Paycheck Protection Program Flexibility Act Signed into Law June 5, 2020

American flag and money

The Paycheck Protection Program (PPP) created under the “CARES Act” has been the cause of some confusion and concern since its enactment back in March 2020. In an effort to ease anxiety over looming deadlines, the Paycheck Protection Program Flexibility Act (the “Flexibility Act”) was signed into law on June 5, 2020, to address some of the program’s shortcomings. The Flexibility Act’s modifications primarily provide PPP borrowers with some breathing room and extend the program, allowing new businesses to apply. A summary of the Flexibility Act’s key revisions are discussed below.

Certain deadlines extended to December 31, 2020

A major change implemented by the Flexibility Act is the extension of several key deadlines; the Act was signed into law just weeks before the PPP was set to expire on June 30, 2020. The first extended deadline is the “covered period,” meaning the time period during which a borrower can apply for a PPP loan, use its PPP loan proceeds, and fix any adverse reductions in employees or wages.1 Another extension under the Flexibility Act relates to the relatively short 8-week window borrowers originally had to use the PPP loan proceeds. That window has now been extended to 24 weeks from the date of funding of the PPP loan or to the end of the year, whichever is earlier.2 Finally, if an employer has had to significantly reduce wages or lay off any full-time equivalent employees during the pandemic, the deadline to return those numbers to where they were prior to February 15, 2020, has been extended to December 31 as well.

New exceptions to loan forgiveness reduction due to loss of full-time equivalent employees

If an employer had to reduce its number of full-time equivalent employees (FTEs) due to COVID-19 pandemic, and then was unable to rehire those employees or find replacements, it faced a reduction in the amount of the PPP loan that was eligible for forgiveness. The SBA had issued guidance on the subject previously, clarifying that the employer could avoid such a reduction if it documented a good faith written offer to the former employee and subsequent refusal. The Flexibility Act codifies this safe harbor—if the borrower can show documentation supporting an inability to rehire the former employee and an inability to hire a similarly qualified individual, there will be no reduction in its loan forgiveness amount.

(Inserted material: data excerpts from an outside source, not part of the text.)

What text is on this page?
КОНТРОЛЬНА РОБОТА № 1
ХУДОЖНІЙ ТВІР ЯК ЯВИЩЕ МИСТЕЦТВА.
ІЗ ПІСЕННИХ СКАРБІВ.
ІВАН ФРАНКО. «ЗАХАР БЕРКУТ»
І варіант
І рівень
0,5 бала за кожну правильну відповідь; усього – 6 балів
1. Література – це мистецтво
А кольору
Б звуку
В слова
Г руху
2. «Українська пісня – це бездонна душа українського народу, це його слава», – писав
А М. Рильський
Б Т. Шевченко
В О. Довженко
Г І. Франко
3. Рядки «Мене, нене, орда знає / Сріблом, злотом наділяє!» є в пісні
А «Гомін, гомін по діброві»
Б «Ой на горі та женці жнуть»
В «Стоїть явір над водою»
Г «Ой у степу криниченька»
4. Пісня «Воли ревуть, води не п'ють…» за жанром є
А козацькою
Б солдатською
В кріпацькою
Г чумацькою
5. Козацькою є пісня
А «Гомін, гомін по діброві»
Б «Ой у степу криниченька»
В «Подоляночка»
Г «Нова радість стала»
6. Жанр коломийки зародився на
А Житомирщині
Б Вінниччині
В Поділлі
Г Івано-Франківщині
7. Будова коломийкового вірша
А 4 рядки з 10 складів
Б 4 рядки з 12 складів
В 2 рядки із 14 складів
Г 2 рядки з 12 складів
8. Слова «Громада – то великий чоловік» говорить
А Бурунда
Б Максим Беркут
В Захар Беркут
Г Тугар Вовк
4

The Flexibility Act also added another safe harbor. If the borrower can show it was unable to return to its pre-COVID-19 business level due to compliance with federal health & safety orders related to the maintenance of standards for sanitation, social distancing, or any other worker or customer safety requirement related to COVID–19, it can avoid any reduction in loan forgiveness amount as well. This safe harbor is beneficial for industries still under certain workplace restrictions. For example, restaurants, entertainment venues, and retail businesses all still face significant difficulties in returning to full capacity. Thus, some borrowers should keep careful documentation of how compliance with such health & safety orders is impacting their businesses.

Other key provisions

Several other changes to the PPP were brought about by the Flexibility Act.

  • The percentage of loan proceeds which must be used for payroll costs was decreased from 75% to a new minimum of 60%.
  • Repayment term for new loans (after June 5th) is 5-10 years, a significant increase from the original 2 years contemplated by the PPP. Those who entered into agreements before June 5th are eligible for the extended payback period if the lender agrees.
  • Payments deferred until the lender receives the forgiven amount from the SBA or 10 months from the end of the covered period if the borrower does not apply for forgiveness within that 10 months.
  • A borrower may now continue to defer 2020 payroll taxes, even after it receives loan forgiveness.

You can read the full text of the Flexibility Act here. This article has a useful table comparing the original CARES Act provisions with the new Flexibility Act.

Woods Aitken’s Coronavirus Resource page includes more valuable information regarding the coronavirus pandemic and all of our publications on COVID-19. We encourage you to visit this page for updates.

1Under the PPP, employers which reduced wages or employee numbers following receipt of the loan proceeds could face a proportional reduction of their loan forgiveness amount.

2Those borrowers who received their loan proceeds prior to June 5th can still elect to use the 8-week period.